RIFT: The Melting Pot MMO
By Nic van ‘t Schip, OnRPG Admin
A couple of weeks ago our very own Bryan spoke to Simon Ffinch, Design Director at Trion Worlds about RIFT. It’s a very informative interview with some solid information and I highly recommend you read it all but there is one particular topic I want to focus on in this preview:
OnRPG: As I’m sure your team is aware, some gamers are drawing upon similarities between your games and some of the other P2P MMOs out there, sometimes in a positive fashion, and sometimes not. Would you like to address these?
Rift is a fantasy MMO so comparisons are inevitable. Some of the designs we came up with are specifically tailored to be familiar to anyone who has played any number of MMOs out there. There are a lot of systems that players expect to see in MMOs these days, many of which are not particularly innovative but are required, a Bank, an Auction House and Vendors to name just a few. I know that I as a player, who has played a lot of MMOs in the past, appreciate it if when I need to interact with one of these systems I do not have to spend time learning a whole new method of interacting. I just want to do my business and move on to exploring the systems that are new and unique. Why make the player learn a whole new keyboard layout for well established functions for example. Sure we could have made it so you use T,F,G and H to move but we went with W,A,S,D. Why? Because it works and it works well, sure when you do this sort of thing players will make comparison and this is no surprise. But we think we have achieved a solid balance between the familiar and the unfamiliar. Using tried and true designs that go back a very long way for some of the more standard systems, polishing and improving a little if we felt it needed it. But keeping the main focus of our energies on what was new, the soul systems and the planar invasions.

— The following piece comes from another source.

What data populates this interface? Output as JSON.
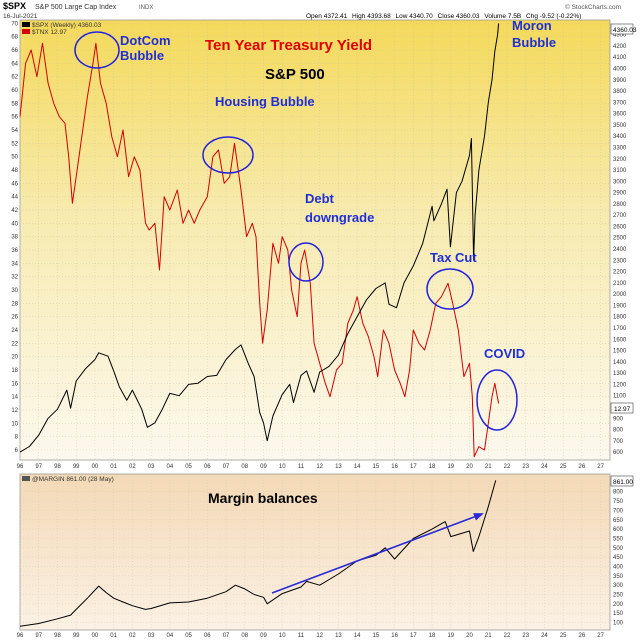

After having played the Beta extensively over the past couple of days I can only agree wholeheartedly with mister Ffinch. Not only did they make the bold design decision to go with WASD for movement but they went a lot, and I do mean A LOT, further than that.
RIFT: The Melting Pot MMO
Game options, in game windows such as tech trees, abilities, and in a sense the entire interface and the way you can configure it are all carbon copies from games like WoW, WAR and a ton of other games making it a melting pot of features. Want to drag a spell or ability to another spot on your quickbar? Hold shift and drag it. Want to find where the mailbox or your class trainer is hiding on the minimap? Use the very familiar tracker to display them. You get the point right?
In fact the macro system in RIFT goes a step further. As you would expect you type /macro and you’ll be presented with a very familiar interface that works exactly like the one in WoW. However the syntax of the macro scripting language is not entirely similar to that of World of Warcraft it will recognize the syntax and translate it to the proper one RIFT uses. So in other words: the game is so unapologetic about how similar it is to WoW that it will accept, and translate, your macros on the fly.
“Imitation is the sincerest of flattery” But improving is better!
The result of all this is after playing the game for a couple of hours and running into all of these familiar interfaces I realized I simply came to expect that other things would be familiar as well. At some point I decided to turn on auto-looting. Rather than wonder IF the game had such an option and where it would be I navigated through the options menu and flawlessly found the auto loot option exactly where I expected it to be.
But then something magical happened. After successfully fending off a ganking attempt by a couple of monsters I right clicked one of the corpses and instantly looted ALL the bodies at once. While borrowing these standard conventions from other MMOs Trion managed to not just blindly copy them, but vastly improve them on them in the process. Having to right click on a bunch of corpses after killing them to grab their loot is boring and RIFT lets me spend more time killing stuff, and less time clicking them after they died. Awesome!
Public Que… I mean RIFTS
The same can be said for the namesakes of the game, the RIFTS. Warhammer Online invented this particular wheel and called it Public Quests. We all remember them: quests that are shared with everyone in the same area that require a group to beat. While very clever and innovative there were a lot of issues with them in WAR. It turned out that you always had way too many people for them, making it so only a small part of the contributors would benefit from the rewards, or you didn’t have enough people for it, in which case no-one benefited.
RIFTs and the Planar Invasions are different: They only seem to appear if there are enough people in the area to beat them. And because everyone gets rewarded for beating them they are much more attractive to join up for. Trion saw what was good about Public Quests, and then improved upon them in every single way.
Originality is overrated
It’s a bold move by Trion. In an environment where innovation has been heralded as the only way to beat World of Warcraft they have dared to create a solid game with very little true innovation. Instead of trying to re-invent the wheel they picked the best wheels that the industry has created in the last couple of years and make them… eh… rounder.
What does this mean for the industry at large? WAR was bold, it wanted to take on WoW by doing things dramatically different and we all know how that worked out for them. The Old Republic seems to be on the same “We’re going to do things different” path and the same can certainly be said for Guild Wars 2.
RIFT isn’t different because Trion knows an MMO doesn’t need to be different to be successful. It needs to be good and polished. And let me tell you, RIFT is very good… and extremely polished!
The only thing that can go wrong with it at this stage is the endgame. As with all MMOs this is where us players will end up spending most of our time.